After spending mucho time trying to figure this out, my friend and resident SQL nut job (in a good way!) Bryan P. pointed out that while the database account for my app pool account had moved over with my database, the SQL login did not. What I mean by that is if I look in SQL Manager at the content database and look at Security...Users I will see the SQL account for the app pool. However, if I look at the top level Security node for the server and then Logins, there is not a corresponding login account for the app pool account. So, I just created the login for the app pool account and then granted it rights to the content databases I was managing with the AG. After making that change, everything worked fine on the SharePoint side - I can now fail over to any node in the cluster and my SharePoint site continues to work just fine.

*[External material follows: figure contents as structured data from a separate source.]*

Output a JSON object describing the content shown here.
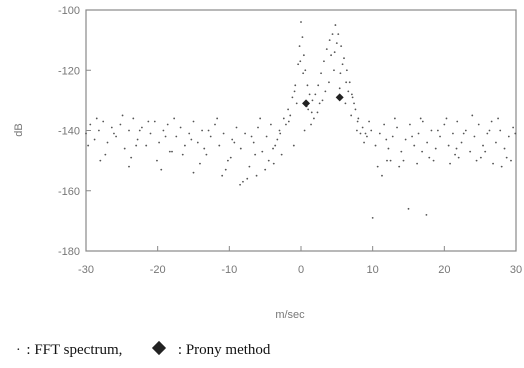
{
  "chart_data": {
    "type": "scatter",
    "title": "",
    "xlabel": "m/sec",
    "ylabel": "dB",
    "xlim": [
      -30,
      30
    ],
    "ylim": [
      -180,
      -100
    ],
    "xticks": [
      -30,
      -20,
      -10,
      0,
      10,
      20,
      30
    ],
    "yticks": [
      -100,
      -120,
      -140,
      -160,
      -180
    ],
    "grid": false,
    "series": [
      {
        "name": "FFT spectrum",
        "marker": "dot",
        "color": "#555555",
        "points": [
          [
            -30.0,
            -141
          ],
          [
            -29.4,
            -138
          ],
          [
            -28.8,
            -143
          ],
          [
            -28.2,
            -140
          ],
          [
            -27.6,
            -137
          ],
          [
            -27.0,
            -144
          ],
          [
            -26.4,
            -139
          ],
          [
            -25.8,
            -142
          ],
          [
            -25.2,
            -138
          ],
          [
            -24.6,
            -146
          ],
          [
            -24.0,
            -140
          ],
          [
            -23.4,
            -136
          ],
          [
            -22.8,
            -143
          ],
          [
            -22.2,
            -139
          ],
          [
            -21.6,
            -145
          ],
          [
            -21.0,
            -141
          ],
          [
            -20.4,
            -137
          ],
          [
            -19.8,
            -144
          ],
          [
            -19.2,
            -140
          ],
          [
            -18.6,
            -138
          ],
          [
            -18.0,
            -147
          ],
          [
            -17.4,
            -142
          ],
          [
            -16.8,
            -139
          ],
          [
            -16.2,
            -145
          ],
          [
            -15.6,
            -141
          ],
          [
            -15.0,
            -137
          ],
          [
            -14.4,
            -144
          ],
          [
            -13.8,
            -140
          ],
          [
            -13.2,
            -148
          ],
          [
            -12.6,
            -142
          ],
          [
            -12.0,
            -138
          ],
          [
            -11.4,
            -145
          ],
          [
            -10.8,
            -141
          ],
          [
            -10.2,
            -150
          ],
          [
            -9.6,
            -143
          ],
          [
            -9.0,
            -139
          ],
          [
            -8.4,
            -146
          ],
          [
            -7.8,
            -141
          ],
          [
            -7.2,
            -152
          ],
          [
            -6.6,
            -144
          ],
          [
            -6.0,
            -139
          ],
          [
            -5.4,
            -147
          ],
          [
            -4.8,
            -142
          ],
          [
            -4.2,
            -138
          ],
          [
            -3.6,
            -145
          ],
          [
            -3.0,
            -140
          ],
          [
            -2.4,
            -136
          ],
          [
            -1.8,
            -133
          ],
          [
            -1.2,
            -129
          ],
          [
            -0.8,
            -125
          ],
          [
            -0.4,
            -118
          ],
          [
            -0.2,
            -112
          ],
          [
            0.0,
            -104
          ],
          [
            0.2,
            -109
          ],
          [
            0.4,
            -115
          ],
          [
            0.6,
            -120
          ],
          [
            0.9,
            -125
          ],
          [
            1.2,
            -128
          ],
          [
            1.6,
            -130
          ],
          [
            2.0,
            -128
          ],
          [
            2.4,
            -125
          ],
          [
            2.8,
            -121
          ],
          [
            3.2,
            -117
          ],
          [
            3.6,
            -113
          ],
          [
            4.0,
            -110
          ],
          [
            4.4,
            -108
          ],
          [
            4.8,
            -105
          ],
          [
            5.2,
            -108
          ],
          [
            5.6,
            -112
          ],
          [
            6.0,
            -116
          ],
          [
            6.4,
            -120
          ],
          [
            6.8,
            -124
          ],
          [
            7.2,
            -129
          ],
          [
            7.6,
            -133
          ],
          [
            8.0,
            -136
          ],
          [
            8.6,
            -139
          ],
          [
            9.2,
            -142
          ],
          [
            9.8,
            -140
          ],
          [
            10.4,
            -145
          ],
          [
            11.0,
            -141
          ],
          [
            11.6,
            -138
          ],
          [
            12.2,
            -146
          ],
          [
            12.8,
            -142
          ],
          [
            13.4,
            -139
          ],
          [
            14.0,
            -147
          ],
          [
            14.6,
            -143
          ],
          [
            15.2,
            -138
          ],
          [
            15.8,
            -145
          ],
          [
            16.4,
            -141
          ],
          [
            17.0,
            -137
          ],
          [
            17.6,
            -144
          ],
          [
            18.2,
            -140
          ],
          [
            18.8,
            -146
          ],
          [
            19.4,
            -142
          ],
          [
            20.0,
            -138
          ],
          [
            20.6,
            -145
          ],
          [
            21.2,
            -141
          ],
          [
            21.8,
            -137
          ],
          [
            22.4,
            -144
          ],
          [
            23.0,
            -140
          ],
          [
            23.6,
            -147
          ],
          [
            24.2,
            -142
          ],
          [
            24.8,
            -138
          ],
          [
            25.4,
            -145
          ],
          [
            26.0,
            -141
          ],
          [
            26.6,
            -137
          ],
          [
            27.2,
            -144
          ],
          [
            27.8,
            -140
          ],
          [
            28.4,
            -146
          ],
          [
            29.0,
            -142
          ],
          [
            29.6,
            -139
          ],
          [
            -29.7,
            -145
          ],
          [
            -28.5,
            -136
          ],
          [
            -27.3,
            -148
          ],
          [
            -26.1,
            -141
          ],
          [
            -24.9,
            -135
          ],
          [
            -23.7,
            -149
          ],
          [
            -22.5,
            -140
          ],
          [
            -21.3,
            -137
          ],
          [
            -20.1,
            -150
          ],
          [
            -18.9,
            -142
          ],
          [
            -17.7,
            -136
          ],
          [
            -16.5,
            -148
          ],
          [
            -15.3,
            -143
          ],
          [
            -14.1,
            -151
          ],
          [
            -12.9,
            -140
          ],
          [
            -11.7,
            -136
          ],
          [
            -10.5,
            -153
          ],
          [
            -9.3,
            -144
          ],
          [
            -8.1,
            -157
          ],
          [
            -6.9,
            -142
          ],
          [
            -5.7,
            -136
          ],
          [
            -4.5,
            -150
          ],
          [
            -3.3,
            -143
          ],
          [
            -2.1,
            -138
          ],
          [
            -1.5,
            -135
          ],
          [
            -0.6,
            -131
          ],
          [
            1.0,
            -133
          ],
          [
            1.8,
            -136
          ],
          [
            3.0,
            -130
          ],
          [
            4.2,
            -115
          ],
          [
            5.0,
            -111
          ],
          [
            5.8,
            -118
          ],
          [
            6.6,
            -127
          ],
          [
            7.4,
            -131
          ],
          [
            8.3,
            -141
          ],
          [
            9.5,
            -137
          ],
          [
            10.7,
            -152
          ],
          [
            11.9,
            -143
          ],
          [
            13.1,
            -136
          ],
          [
            14.3,
            -150
          ],
          [
            15.5,
            -142
          ],
          [
            16.7,
            -136
          ],
          [
            17.9,
            -149
          ],
          [
            19.1,
            -140
          ],
          [
            20.3,
            -136
          ],
          [
            21.5,
            -148
          ],
          [
            22.7,
            -141
          ],
          [
            23.9,
            -135
          ],
          [
            25.1,
            -149
          ],
          [
            26.3,
            -140
          ],
          [
            27.5,
            -136
          ],
          [
            28.7,
            -149
          ],
          [
            29.9,
            -141
          ],
          [
            -28.0,
            -150
          ],
          [
            -24.0,
            -152
          ],
          [
            -19.5,
            -153
          ],
          [
            -15.0,
            -154
          ],
          [
            -11.0,
            -155
          ],
          [
            -8.5,
            -158
          ],
          [
            -7.5,
            -156
          ],
          [
            -6.2,
            -155
          ],
          [
            -5.0,
            -153
          ],
          [
            -3.8,
            -151
          ],
          [
            -2.7,
            -148
          ],
          [
            -1.0,
            -145
          ],
          [
            0.5,
            -140
          ],
          [
            1.4,
            -138
          ],
          [
            2.3,
            -134
          ],
          [
            3.4,
            -127
          ],
          [
            4.6,
            -120
          ],
          [
            5.4,
            -126
          ],
          [
            6.2,
            -131
          ],
          [
            7.0,
            -135
          ],
          [
            7.8,
            -140
          ],
          [
            8.8,
            -144
          ],
          [
            10.0,
            -169
          ],
          [
            11.3,
            -155
          ],
          [
            12.5,
            -150
          ],
          [
            13.7,
            -152
          ],
          [
            15.0,
            -166
          ],
          [
            16.2,
            -151
          ],
          [
            17.5,
            -168
          ],
          [
            18.5,
            -150
          ],
          [
            20.8,
            -151
          ],
          [
            22.0,
            -149
          ],
          [
            24.5,
            -150
          ],
          [
            26.8,
            -151
          ],
          [
            28.0,
            -152
          ],
          [
            29.3,
            -150
          ],
          [
            -23.0,
            -145
          ],
          [
            -18.3,
            -147
          ],
          [
            -13.5,
            -146
          ],
          [
            -9.8,
            -149
          ],
          [
            -6.4,
            -148
          ],
          [
            -3.9,
            -146
          ],
          [
            -2.9,
            -141
          ],
          [
            -1.7,
            -137
          ],
          [
            -0.9,
            -127
          ],
          [
            -0.1,
            -117
          ],
          [
            0.3,
            -121
          ],
          [
            0.8,
            -132
          ],
          [
            1.5,
            -134
          ],
          [
            2.6,
            -131
          ],
          [
            3.9,
            -124
          ],
          [
            4.7,
            -114
          ],
          [
            5.5,
            -121
          ],
          [
            6.3,
            -124
          ],
          [
            7.1,
            -128
          ],
          [
            7.9,
            -137
          ],
          [
            9.0,
            -141
          ],
          [
            12.0,
            -150
          ],
          [
            16.9,
            -147
          ],
          [
            21.7,
            -146
          ],
          [
            25.7,
            -147
          ]
        ]
      },
      {
        "name": "Prony method",
        "marker": "diamond",
        "color": "#222222",
        "points": [
          [
            0.7,
            -131
          ],
          [
            5.4,
            -129
          ]
        ]
      }
    ]
  },
  "legend": {
    "fft_symbol": "·",
    "fft_label": ": FFT spectrum,",
    "prony_label": ": Prony method"
  }
}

This sounds like a good fact to be aware of, especially as you are creating app pools with new accounts and want your content databases to be protected with an AG - make sure you add those new accounts to the logins for each SQL 2012 server that is participating in your AGs.

Comments

  • Anonymous
    January 01, 2003
    The comment has been removed

  • Anonymous
    December 13, 2012
    I had the same problem that you just described. However the microsoft documentation tells me that when you run both SQL Server instances under the same domain account the security information (logins) will be replicated to the secundary instance. I do not see this happening. Do you think the service account needs login permissions on both SQL instances and need to be added to the security admins?